Концепция Фонвизина другая: человек рождается с зернами всех поро­ков и с детства имеет наклонность ко злу. Жизнь в современном обществе не есть вхождение в социальную структуру, общество столь эгоистично и раз­дробленно, что в нравственном смысле структуры не представляет. Сгруктурой является морально-религиозное единство, не присущее человеку по природе («естественная религия» Руссо дана природой), но дающееся в ре­зультате моральных усилий. Поэтому путь к истине — не освобождение от запретов, а овладение системой нравственных запретов. Цель у Фонвизина иная, чем у Руссо не рассказать все о себе, а рассказать все о своих грехах.
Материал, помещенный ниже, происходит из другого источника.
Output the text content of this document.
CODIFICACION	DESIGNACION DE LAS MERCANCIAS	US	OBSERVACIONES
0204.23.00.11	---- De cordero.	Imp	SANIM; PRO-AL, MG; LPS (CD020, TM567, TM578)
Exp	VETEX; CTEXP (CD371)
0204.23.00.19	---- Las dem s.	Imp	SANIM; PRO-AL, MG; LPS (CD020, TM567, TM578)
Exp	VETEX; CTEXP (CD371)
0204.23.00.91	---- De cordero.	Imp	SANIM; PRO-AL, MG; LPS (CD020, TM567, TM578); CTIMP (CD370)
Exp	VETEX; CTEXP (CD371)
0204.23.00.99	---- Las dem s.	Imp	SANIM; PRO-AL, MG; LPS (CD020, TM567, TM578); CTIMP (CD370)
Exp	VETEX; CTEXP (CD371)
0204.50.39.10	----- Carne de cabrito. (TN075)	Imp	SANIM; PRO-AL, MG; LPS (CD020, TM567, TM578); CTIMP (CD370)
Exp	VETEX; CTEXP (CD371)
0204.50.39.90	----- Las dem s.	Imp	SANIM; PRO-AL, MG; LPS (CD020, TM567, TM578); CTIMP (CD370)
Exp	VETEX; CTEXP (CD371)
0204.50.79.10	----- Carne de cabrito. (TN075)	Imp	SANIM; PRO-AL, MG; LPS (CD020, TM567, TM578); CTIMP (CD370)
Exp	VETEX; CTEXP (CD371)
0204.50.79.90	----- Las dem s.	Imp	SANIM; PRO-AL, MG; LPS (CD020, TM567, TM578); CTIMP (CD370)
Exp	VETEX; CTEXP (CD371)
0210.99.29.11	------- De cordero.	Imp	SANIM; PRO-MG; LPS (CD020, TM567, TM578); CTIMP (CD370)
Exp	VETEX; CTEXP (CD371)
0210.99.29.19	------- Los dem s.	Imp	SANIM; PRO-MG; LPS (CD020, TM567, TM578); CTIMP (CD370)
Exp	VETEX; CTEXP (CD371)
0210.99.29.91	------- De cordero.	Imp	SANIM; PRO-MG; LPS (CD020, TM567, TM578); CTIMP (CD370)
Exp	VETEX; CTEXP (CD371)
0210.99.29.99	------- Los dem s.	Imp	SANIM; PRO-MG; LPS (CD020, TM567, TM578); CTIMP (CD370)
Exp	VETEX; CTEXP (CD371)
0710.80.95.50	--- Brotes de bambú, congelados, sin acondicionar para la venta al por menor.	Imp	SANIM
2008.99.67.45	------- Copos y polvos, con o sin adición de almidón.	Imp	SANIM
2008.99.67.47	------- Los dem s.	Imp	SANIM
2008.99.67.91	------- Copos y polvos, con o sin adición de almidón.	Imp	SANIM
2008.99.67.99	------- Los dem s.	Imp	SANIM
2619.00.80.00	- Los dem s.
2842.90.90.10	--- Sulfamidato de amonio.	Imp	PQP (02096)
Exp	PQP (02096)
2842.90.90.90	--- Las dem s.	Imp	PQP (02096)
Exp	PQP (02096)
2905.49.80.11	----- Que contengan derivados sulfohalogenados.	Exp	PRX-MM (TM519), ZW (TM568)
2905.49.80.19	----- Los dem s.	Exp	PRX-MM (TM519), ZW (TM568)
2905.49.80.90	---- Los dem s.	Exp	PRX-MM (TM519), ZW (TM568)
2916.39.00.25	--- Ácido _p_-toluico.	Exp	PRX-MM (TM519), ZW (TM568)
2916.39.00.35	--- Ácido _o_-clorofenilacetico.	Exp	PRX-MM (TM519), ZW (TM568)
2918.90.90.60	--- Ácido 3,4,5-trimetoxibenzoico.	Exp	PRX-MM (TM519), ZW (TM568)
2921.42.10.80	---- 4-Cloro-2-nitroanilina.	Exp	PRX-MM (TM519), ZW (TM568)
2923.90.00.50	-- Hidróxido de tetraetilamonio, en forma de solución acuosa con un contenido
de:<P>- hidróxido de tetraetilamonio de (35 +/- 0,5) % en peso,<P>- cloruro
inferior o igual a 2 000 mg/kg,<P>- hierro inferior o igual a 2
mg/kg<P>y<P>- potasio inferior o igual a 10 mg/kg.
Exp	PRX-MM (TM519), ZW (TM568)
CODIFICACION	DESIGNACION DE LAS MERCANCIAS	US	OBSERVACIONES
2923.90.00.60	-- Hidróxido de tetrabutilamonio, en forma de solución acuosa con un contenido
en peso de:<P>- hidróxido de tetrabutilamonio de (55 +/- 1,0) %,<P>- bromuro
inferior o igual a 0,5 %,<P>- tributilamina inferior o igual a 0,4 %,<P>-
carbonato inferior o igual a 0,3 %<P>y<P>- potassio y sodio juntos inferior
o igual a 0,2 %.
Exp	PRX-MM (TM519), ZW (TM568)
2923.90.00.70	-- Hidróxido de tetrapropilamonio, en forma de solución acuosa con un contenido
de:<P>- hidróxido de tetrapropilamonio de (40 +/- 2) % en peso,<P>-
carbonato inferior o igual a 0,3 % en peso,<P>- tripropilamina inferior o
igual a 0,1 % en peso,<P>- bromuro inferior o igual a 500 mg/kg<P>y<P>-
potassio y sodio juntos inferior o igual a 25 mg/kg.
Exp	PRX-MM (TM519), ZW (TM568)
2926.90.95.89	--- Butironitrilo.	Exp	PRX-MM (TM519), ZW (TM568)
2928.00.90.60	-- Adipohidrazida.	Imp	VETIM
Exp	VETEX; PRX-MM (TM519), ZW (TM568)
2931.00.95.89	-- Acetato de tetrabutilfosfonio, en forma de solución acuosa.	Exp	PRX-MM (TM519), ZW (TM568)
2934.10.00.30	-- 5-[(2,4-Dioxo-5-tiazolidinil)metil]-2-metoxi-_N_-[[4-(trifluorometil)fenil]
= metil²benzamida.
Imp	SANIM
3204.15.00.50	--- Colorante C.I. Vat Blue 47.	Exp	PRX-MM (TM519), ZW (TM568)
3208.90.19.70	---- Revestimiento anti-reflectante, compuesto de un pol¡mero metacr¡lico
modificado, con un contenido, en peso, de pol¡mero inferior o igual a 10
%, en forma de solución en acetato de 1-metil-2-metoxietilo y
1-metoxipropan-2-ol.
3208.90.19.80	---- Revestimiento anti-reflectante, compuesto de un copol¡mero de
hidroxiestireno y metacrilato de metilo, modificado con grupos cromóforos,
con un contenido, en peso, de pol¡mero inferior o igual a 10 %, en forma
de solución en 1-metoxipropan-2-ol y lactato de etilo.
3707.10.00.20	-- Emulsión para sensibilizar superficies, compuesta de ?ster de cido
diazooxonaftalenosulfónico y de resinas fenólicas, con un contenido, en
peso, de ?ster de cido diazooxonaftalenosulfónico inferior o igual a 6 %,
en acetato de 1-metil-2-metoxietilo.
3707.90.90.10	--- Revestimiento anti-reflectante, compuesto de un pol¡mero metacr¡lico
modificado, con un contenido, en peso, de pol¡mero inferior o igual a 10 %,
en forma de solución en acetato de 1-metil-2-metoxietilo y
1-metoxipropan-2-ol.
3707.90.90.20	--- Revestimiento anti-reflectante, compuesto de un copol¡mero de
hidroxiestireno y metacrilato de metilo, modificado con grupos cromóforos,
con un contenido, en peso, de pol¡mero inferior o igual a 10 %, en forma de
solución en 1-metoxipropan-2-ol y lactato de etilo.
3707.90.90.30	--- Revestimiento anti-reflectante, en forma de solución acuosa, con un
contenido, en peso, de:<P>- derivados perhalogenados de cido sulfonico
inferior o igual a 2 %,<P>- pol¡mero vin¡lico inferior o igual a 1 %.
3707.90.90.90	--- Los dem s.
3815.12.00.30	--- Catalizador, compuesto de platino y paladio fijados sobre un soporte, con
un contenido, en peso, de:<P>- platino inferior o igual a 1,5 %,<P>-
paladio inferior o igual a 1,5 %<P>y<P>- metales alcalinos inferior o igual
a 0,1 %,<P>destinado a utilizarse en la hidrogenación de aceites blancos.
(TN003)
Эпиграфу Руссо полемически противопоставлено у Фонвизина «Беззакония моя аз познах и греха моего не покрых». С этим же связаны осуждения Руссо за его рассказы о чужих проступках и установка ограничить искренность лишь собою.
В настоящей работе не место анализировать структуру произведения Фонвизина, однако нельзя не отметить его смелую попытку в полемике с Руссо синтезировать сатирическую прозу XVIII в. с житийной традицией.
 
* * *
 
Радищев познакомился с произведениями Руссо (О влиянии Руссо на Радищева см. MacConnel A.  Rousseau and Radiscev // The Slavic and East Euiopean Journal. 1964. Vol. 1. № 1. Р. 253—272, Wutkovski Т. Radišcev und Rousseau // Studien fur Geschichte der russischen Literatur des 18 Jahrhunderts. Ber­lin. 1965) еще в юношеском воз­расте, причем знакомство с сочинениями «женевского гражданина» было лишь частью его широкого ознакомления с литературой французского Про­свещения. То, что уже тогда в сознании Радищева вперед выдвинулись Руссо, Гельвеций и Мабли, чрезвычайно характерно для его позиции. Само сочетание имен свидетельствует, что уже в эти годы речь шла не о пас­сивном усвоении, а о своеобразном истолковании, внимании активном, избирательном, органически связанном с формированием собственной систе­мы воззрений.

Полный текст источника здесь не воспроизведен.